If $f, d$ are polynomials over a field $F$ and $d$ is different from $0$ then there exist polynomials $q, r$ in $F[x]$ such that (i) $f = dq + r$. (ii) either $r=0$ or $\deg (r)\lt \deg (d)$.
Hoffman’s Proof: If $f$ is $0$ or $\deg (f)\lt \deg (d)$ we may take $q=0$ and $r=f$. In case $f\neq 0$ and $\deg (f) \geq \deg (d)$, the preceding lemma shows we may choose a polynomial $g$ such that $f-dg=0$ or $\deg (f - dg) \lt \deg (f)$. If $f - dg \neq 0$ and $\deg (f- dg) \geq \deg (d)$ we choose a polynomial $h$ such that $(f-dg)- dh=0$ or $\deg [f-d(g+h)]\lt \deg(f-dg)$. Continuing this process as long as necessary, we ultimately obtain polynomials $q,r$ such that $r=0$ or $\deg (r)\lt deg (d)$,and $f=dq+r$.

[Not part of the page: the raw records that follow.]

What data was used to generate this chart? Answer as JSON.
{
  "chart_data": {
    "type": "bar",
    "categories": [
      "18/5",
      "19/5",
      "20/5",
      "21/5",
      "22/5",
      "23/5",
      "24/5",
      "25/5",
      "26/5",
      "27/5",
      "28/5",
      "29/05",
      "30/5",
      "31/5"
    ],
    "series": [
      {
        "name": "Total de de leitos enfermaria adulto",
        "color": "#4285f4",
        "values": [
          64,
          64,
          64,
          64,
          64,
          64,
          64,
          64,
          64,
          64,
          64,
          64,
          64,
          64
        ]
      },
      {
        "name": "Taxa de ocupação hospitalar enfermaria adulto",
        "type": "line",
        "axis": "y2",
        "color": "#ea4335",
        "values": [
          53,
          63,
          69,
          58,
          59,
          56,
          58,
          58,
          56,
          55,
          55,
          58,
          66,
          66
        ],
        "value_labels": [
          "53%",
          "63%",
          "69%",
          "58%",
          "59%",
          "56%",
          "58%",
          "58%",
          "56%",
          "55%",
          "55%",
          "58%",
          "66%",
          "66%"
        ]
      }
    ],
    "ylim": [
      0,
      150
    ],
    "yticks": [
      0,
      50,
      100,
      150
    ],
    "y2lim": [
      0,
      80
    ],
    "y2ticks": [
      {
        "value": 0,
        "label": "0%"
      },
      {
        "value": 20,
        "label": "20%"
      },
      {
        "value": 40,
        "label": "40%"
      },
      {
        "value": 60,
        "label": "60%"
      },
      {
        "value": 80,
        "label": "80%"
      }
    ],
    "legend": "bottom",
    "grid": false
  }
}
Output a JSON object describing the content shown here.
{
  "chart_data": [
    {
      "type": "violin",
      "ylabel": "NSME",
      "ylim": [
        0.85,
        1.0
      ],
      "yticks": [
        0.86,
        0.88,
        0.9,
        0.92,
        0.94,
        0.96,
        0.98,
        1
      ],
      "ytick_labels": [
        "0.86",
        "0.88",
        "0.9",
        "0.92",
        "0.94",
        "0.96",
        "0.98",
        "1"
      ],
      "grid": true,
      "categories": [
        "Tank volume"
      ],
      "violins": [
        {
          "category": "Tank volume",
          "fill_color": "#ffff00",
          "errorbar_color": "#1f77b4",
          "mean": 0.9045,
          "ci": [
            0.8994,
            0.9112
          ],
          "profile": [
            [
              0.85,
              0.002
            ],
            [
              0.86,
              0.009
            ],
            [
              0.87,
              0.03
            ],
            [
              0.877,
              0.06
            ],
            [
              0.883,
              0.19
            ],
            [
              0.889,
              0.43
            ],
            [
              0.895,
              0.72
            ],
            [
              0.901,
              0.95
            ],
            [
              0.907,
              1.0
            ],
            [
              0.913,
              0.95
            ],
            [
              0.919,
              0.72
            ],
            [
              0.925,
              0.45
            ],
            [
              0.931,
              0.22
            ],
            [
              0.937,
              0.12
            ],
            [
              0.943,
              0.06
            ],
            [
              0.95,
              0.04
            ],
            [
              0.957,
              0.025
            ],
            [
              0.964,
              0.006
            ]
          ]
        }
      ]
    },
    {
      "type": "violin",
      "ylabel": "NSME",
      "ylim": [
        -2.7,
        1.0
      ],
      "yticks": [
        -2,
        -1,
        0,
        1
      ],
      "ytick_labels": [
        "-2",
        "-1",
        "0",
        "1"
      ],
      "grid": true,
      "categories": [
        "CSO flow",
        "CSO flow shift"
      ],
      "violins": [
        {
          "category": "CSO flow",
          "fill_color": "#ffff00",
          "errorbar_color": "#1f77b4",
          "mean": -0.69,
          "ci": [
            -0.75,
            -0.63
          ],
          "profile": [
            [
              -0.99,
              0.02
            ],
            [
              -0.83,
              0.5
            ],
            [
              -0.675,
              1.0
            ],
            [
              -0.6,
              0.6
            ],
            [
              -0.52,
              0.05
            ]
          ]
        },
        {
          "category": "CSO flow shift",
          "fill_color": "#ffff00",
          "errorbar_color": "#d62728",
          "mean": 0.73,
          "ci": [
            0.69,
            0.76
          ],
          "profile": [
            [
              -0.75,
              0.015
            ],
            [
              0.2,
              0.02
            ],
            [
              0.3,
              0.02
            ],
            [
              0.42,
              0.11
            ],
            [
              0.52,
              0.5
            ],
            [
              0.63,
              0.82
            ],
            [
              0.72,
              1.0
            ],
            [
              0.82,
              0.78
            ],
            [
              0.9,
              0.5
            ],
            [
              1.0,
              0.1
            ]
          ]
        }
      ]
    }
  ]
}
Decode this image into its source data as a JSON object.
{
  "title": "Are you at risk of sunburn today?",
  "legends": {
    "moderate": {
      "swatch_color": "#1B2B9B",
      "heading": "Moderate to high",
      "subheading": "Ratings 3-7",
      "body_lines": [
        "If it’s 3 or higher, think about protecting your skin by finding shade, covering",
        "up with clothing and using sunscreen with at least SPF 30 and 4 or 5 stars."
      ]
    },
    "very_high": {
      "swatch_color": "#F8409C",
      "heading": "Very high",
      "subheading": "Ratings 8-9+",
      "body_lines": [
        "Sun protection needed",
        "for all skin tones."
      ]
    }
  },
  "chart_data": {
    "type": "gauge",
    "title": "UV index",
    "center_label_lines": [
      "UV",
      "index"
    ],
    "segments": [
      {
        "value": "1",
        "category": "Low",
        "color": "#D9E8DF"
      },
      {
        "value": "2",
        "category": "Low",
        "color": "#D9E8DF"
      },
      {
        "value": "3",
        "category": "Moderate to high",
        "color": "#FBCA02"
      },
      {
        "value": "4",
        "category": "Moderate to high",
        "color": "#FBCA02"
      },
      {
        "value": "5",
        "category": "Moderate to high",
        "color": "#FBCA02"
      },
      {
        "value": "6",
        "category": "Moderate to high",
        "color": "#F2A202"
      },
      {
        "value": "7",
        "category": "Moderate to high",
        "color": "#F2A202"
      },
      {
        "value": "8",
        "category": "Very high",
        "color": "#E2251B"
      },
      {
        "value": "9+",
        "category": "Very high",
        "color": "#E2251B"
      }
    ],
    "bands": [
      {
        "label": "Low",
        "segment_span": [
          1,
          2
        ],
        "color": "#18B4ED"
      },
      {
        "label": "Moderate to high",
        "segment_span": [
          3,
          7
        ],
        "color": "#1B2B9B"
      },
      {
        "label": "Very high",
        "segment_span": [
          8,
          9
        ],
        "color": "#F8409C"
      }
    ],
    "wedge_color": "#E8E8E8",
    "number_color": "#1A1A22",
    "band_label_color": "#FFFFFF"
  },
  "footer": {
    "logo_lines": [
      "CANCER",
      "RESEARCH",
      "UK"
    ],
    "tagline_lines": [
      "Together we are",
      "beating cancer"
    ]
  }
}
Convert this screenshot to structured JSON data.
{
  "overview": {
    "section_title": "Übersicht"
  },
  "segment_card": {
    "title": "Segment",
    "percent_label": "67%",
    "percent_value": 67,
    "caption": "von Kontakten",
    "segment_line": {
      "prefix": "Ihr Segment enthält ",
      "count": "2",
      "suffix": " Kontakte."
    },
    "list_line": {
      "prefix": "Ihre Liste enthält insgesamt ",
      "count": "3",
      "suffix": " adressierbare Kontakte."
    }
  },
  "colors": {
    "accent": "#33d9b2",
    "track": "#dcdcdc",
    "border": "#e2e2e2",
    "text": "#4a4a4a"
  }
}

Que: I don’t understand following step: If $f - dg \neq 0$ and $\deg (f- dg) \geq \deg (d)$ we choose a polynomial $h$ such that $(f-dg)- dh=0$ or $\deg [f-d(g+h)]\lt \deg(f-dg)$. Continuing this process as long as necessary, we ultimately obtain polynomials $q,r$ such that $r=0$ or $\deg (r)\lt \deg (d)$,and $f=dq+r$.
In this video (time stamp 13:32) professor uses induction explicitly. Inductive hypothesis is suppose theorem holds for polynomial with degree $\lt n$. Que: I think, it is not the “usual” inductive hypothesis, i.e suppose $P(n-1)$ is true, for some $n$. I know there are different variation of mathematical induction. How to rigioursly proof present case of induction is correct?
Edit: I found this amazing lecture on division algorithm for polynomial. The induction I was looking for is strong induction.